Tuesday, 19 July 2011

A museum of virtues!

The CEO of Gujarat Narendra Modi is getting all his testimonials in place. The man who was earlier known as the glamorous face of rightist ideology is being hailed by the most virtuaous of corporates today.

The corporates who Narendra Modi has bagged for himself are men known for their integrity, their value system and a quality that at least in public domain is larger than just profiteering. Modi obviously hopes, these virtues would have some rub-off effect if not on him, then at least on his image.

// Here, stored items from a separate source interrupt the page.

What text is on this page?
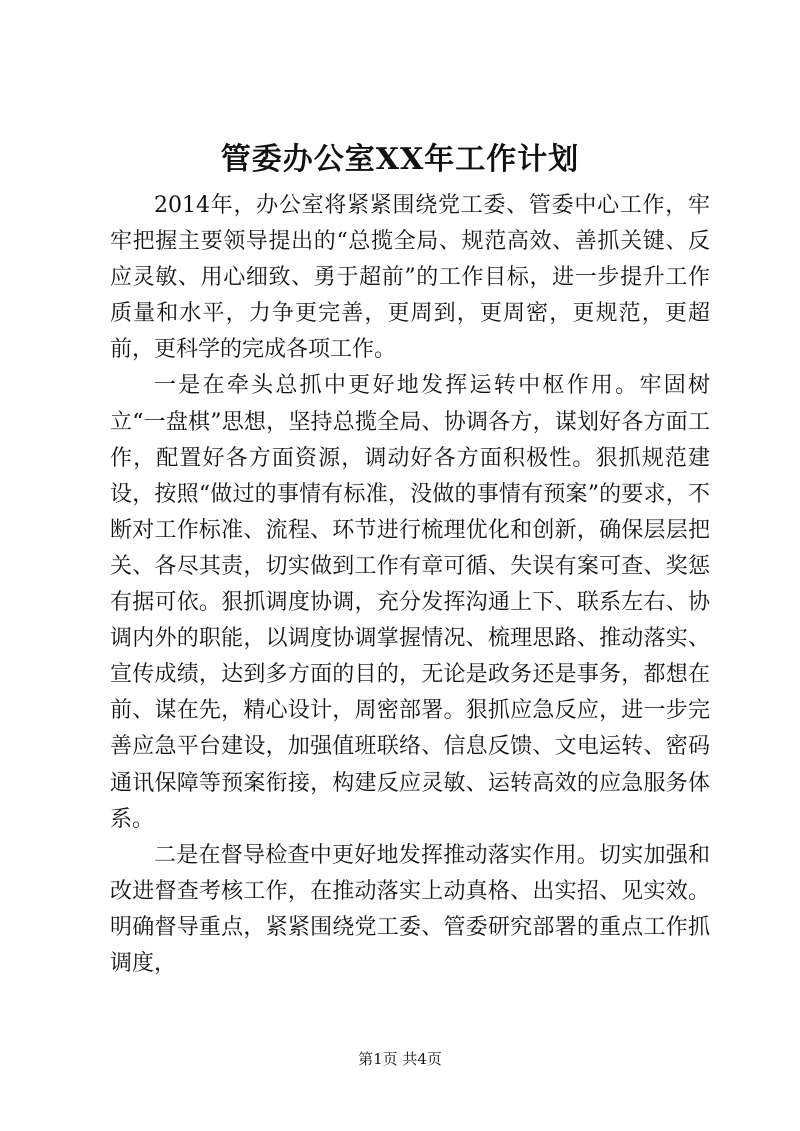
管委办公室XX年工作计划

2014年，办公室将紧紧围绕党工委、管委中心工作，牢牢把握主要领导提出的“总揽全局、规范高效、善抓关键、反应灵敏、用心细致、勇于超前”的工作目标，进一步提升工作质量和水平，力争更完善，更周到，更周密，更规范，更超前，更科学的完成各项工作。

一是在牵头总抓中更好地发挥运转中枢作用。牢固树立“一盘棋”思想，坚持总揽全局、协调各方，谋划好各方面工作，配置好各方面资源，调动好各方面积极性。狠抓规范建设，按照“做过的事情有标准，没做的事情有预案”的要求，不断对工作标准、流程、环节进行梳理优化和创新，确保层层把关、各尽其责，切实做到工作有章可循、失误有案可查、奖惩有据可依。狠抓调度协调，充分发挥沟通上下、联系左右、协调内外的职能，以调度协调掌握情况、梳理思路、推动落实、宣传成绩，达到多方面的目的，无论是政务还是事务，都想在前、谋在先，精心设计，周密部署。狠抓应急反应，进一步完善应急平台建设，加强值班联络、信息反馈、文电运转、密码通讯保障等预案衔接，构建反应灵敏、运转高效的应急服务体系。

二是在督导检查中更好地发挥推动落实作用。切实加强和改进督查考核工作，在推动落实上动真格、出实招、见实效。明确督导重点，紧紧围绕党工委、管委研究部署的重点工作抓调度，

第1页 共4页
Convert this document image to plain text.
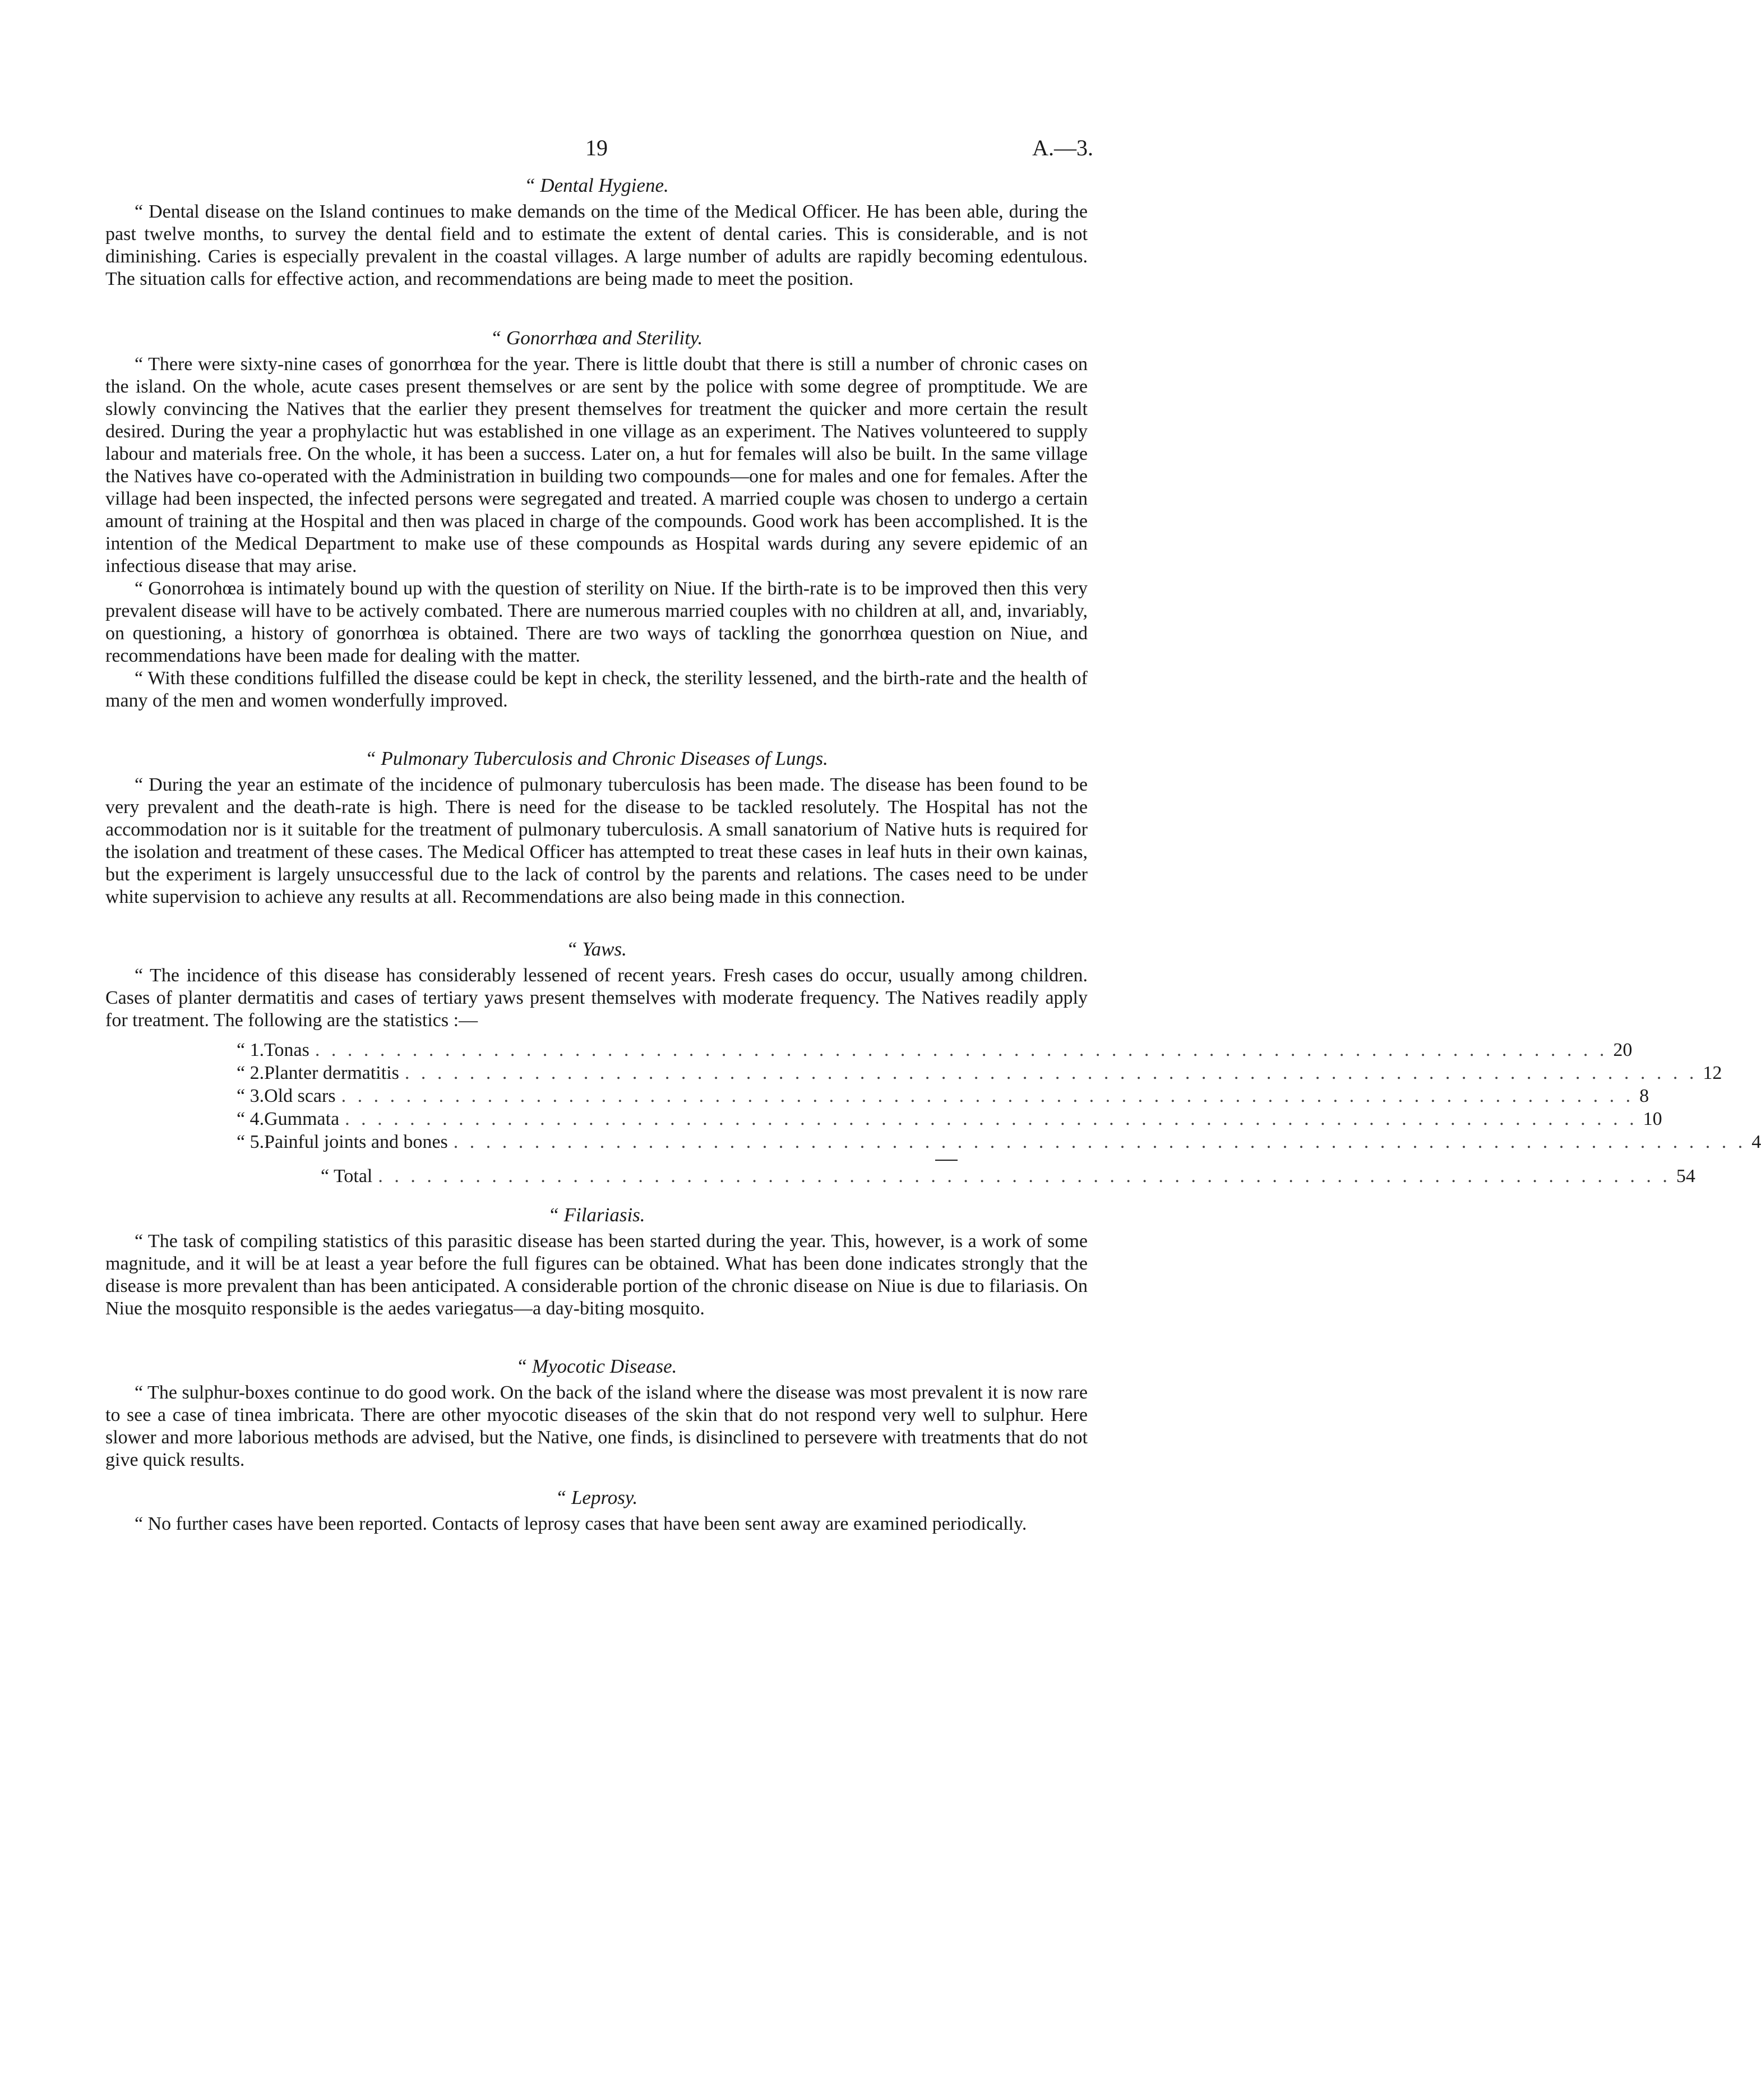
19	A.—3.
“ Dental Hygiene.

“ Dental disease on the Island continues to make demands on the time of the Medical Officer. He has been able, during the past twelve months, to survey the dental field and to estimate the extent of dental caries. This is considerable, and is not diminishing. Caries is especially prevalent in the coastal villages. A large number of adults are rapidly becoming edentulous. The situation calls for effective action, and recommendations are being made to meet the position.

“ Gonorrhœa and Sterility.

“ There were sixty-nine cases of gonorrhœa for the year. There is little doubt that there is still a number of chronic cases on the island. On the whole, acute cases present themselves or are sent by the police with some degree of promptitude. We are slowly convincing the Natives that the earlier they present themselves for treatment the quicker and more certain the result desired. During the year a prophylactic hut was established in one village as an experiment. The Natives volunteered to supply labour and materials free. On the whole, it has been a success. Later on, a hut for females will also be built. In the same village the Natives have co-operated with the Administration in building two compounds—one for males and one for females. After the village had been inspected, the infected persons were segregated and treated. A married couple was chosen to undergo a certain amount of training at the Hospital and then was placed in charge of the compounds. Good work has been accomplished. It is the intention of the Medical Department to make use of these compounds as Hospital wards during any severe epidemic of an infectious disease that may arise.

“ Gonorrohœa is intimately bound up with the question of sterility on Niue. If the birth-rate is to be improved then this very prevalent disease will have to be actively combated. There are numerous married couples with no children at all, and, invariably, on questioning, a history of gonorrhœa is obtained. There are two ways of tackling the gonorrhœa question on Niue, and recommendations have been made for dealing with the matter.

“ With these conditions fulfilled the disease could be kept in check, the sterility lessened, and the birth-rate and the health of many of the men and women wonderfully improved.

“ Pulmonary Tuberculosis and Chronic Diseases of Lungs.

“ During the year an estimate of the incidence of pulmonary tuberculosis has been made. The disease has been found to be very prevalent and the death-rate is high. There is need for the disease to be tackled resolutely. The Hospital has not the accommodation nor is it suitable for the treatment of pulmonary tuberculosis. A small sanatorium of Native huts is required for the isolation and treatment of these cases. The Medical Officer has attempted to treat these cases in leaf huts in their own kainas, but the experiment is largely unsuccessful due to the lack of control by the parents and relations. The cases need to be under white supervision to achieve any results at all. Recommendations are also being made in this connection.

“ Yaws.

“ The incidence of this disease has considerably lessened of recent years. Fresh cases do occur, usually among children. Cases of planter dermatitis and cases of tertiary yaws present themselves with moderate frequency. The Natives readily apply for treatment. The following are the statistics :—

“ 1. Tonas . . . . . . . . . . . . . . . . . . . . . . . . . . . . . . . . . . . . . . . . . . . . . . . . . . . . . . . . . . . . . . . . . . . . . . . . . . . . . . . . 20
“ 2. Planter dermatitis . . . . . . . . . . . . . . . . . . . . . . . . . . . . . . . . . . . . . . . . . . . . . . . . . . . . . . . . . . . . . . . . . . . . . . . . . . . . . . . . 12
“ 3. Old scars . . . . . . . . . . . . . . . . . . . . . . . . . . . . . . . . . . . . . . . . . . . . . . . . . . . . . . . . . . . . . . . . . . . . . . . . . . . . . . . . 8
“ 4. Gummata . . . . . . . . . . . . . . . . . . . . . . . . . . . . . . . . . . . . . . . . . . . . . . . . . . . . . . . . . . . . . . . . . . . . . . . . . . . . . . . . 10
“ 5. Painful joints and bones . . . . . . . . . . . . . . . . . . . . . . . . . . . . . . . . . . . . . . . . . . . . . . . . . . . . . . . . . . . . . . . . . . . . . . . . . . . . . . . . 4
“ Total . . . . . . . . . . . . . . . . . . . . . . . . . . . . . . . . . . . . . . . . . . . . . . . . . . . . . . . . . . . . . . . . . . . . . . . . . . . . . . . . 54
“ Filariasis.

“ The task of compiling statistics of this parasitic disease has been started during the year. This, however, is a work of some magnitude, and it will be at least a year before the full figures can be obtained. What has been done indicates strongly that the disease is more prevalent than has been anticipated. A considerable portion of the chronic disease on Niue is due to filariasis. On Niue the mosquito responsible is the aedes variegatus—a day-biting mosquito.

“ Myocotic Disease.

“ The sulphur-boxes continue to do good work. On the back of the island where the disease was most prevalent it is now rare to see a case of tinea imbricata. There are other myocotic diseases of the skin that do not respond very well to sulphur. Here slower and more laborious methods are advised, but the Native, one finds, is disinclined to persevere with treatments that do not give quick results.

“ Leprosy.

“ No further cases have been reported. Contacts of leprosy cases that have been sent away are examined periodically.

Ratan Tata, the big daddy of Indian business world was the first to catapult Narendra Modi into the "right circle" from the rightist circle. The benefit was mutual. Tata got much wanted land in Sanand to start his production of Nano and Narendra Modi got not only nation wide but international coverage for being the man who made Nano possible.



Following his success with Ratan Tata, Narendra Modi started promoting Vibrant Guajarat Summit ferociously. A biennial event that is supposed to bring business leaders, investors, corporations, thought leaders, policy and opinion makers on the same stage has been going on since 2003. But genuine public interest in the event started showing only post 2007 when 675 MOUs were signed and garnered 152 billion USD of business. In 2009, 8662 MOUs worth 241 billion USD were signed only to followed by a grand success n 20011 when 7936 MOUs were signed that were to bring 462 billion USD. Although the figures are mighty impressive, the underlying fact is that Modi Inc. has been rather surreptitious about the implementation rate which over the years starting 2003 to 2009 has been on an average not more than 26%.

Nevertheless, perception is a big magnet. Narendra Modi has been carefully constructing his image as a single-minded progressive thought leader. He does not engage in petty politics nor does he voice his opinion on wrong platforms. Thus, it is no surprise that after Tata, the next big catch for Narendra Modi is Narayan Murthy - the gentle, messiah-like mentor to India's biggest export Infosys.

Although, Narayan Murthy's research centre in Gujarat will bring its obvious fruits of benefit to Gujarat's people, would Murthy be able to do another Ratan Tata for Modi?



The two proud trophies that Modi would have liked to display on his shelf - Ratan Tata and Narayan Murthy are not the same men, as we knew them.

Ratan Tata is a man with a compromised image post Nira Radia tapes scandal. Narayan Murthy though not embroiled in a controversy that large, however is a mentor to an Infosys that is slowly but surely losing it's leadership tag to other more agile and open-minded IT companies.

Co-journalists argue inspite of the dented image of Ratan Tata post Radia tapes scandal and not-so-democratic-after all image of Narayan Murthy post Mohandas Pai's resignation; the two men will continue to be perceived as the torchbearers of Corporate Virtuosity.

Possibly! But then maintaining a museum of virtues on the graves of innocent is an old Modi tactic. The facade can continue for some more time.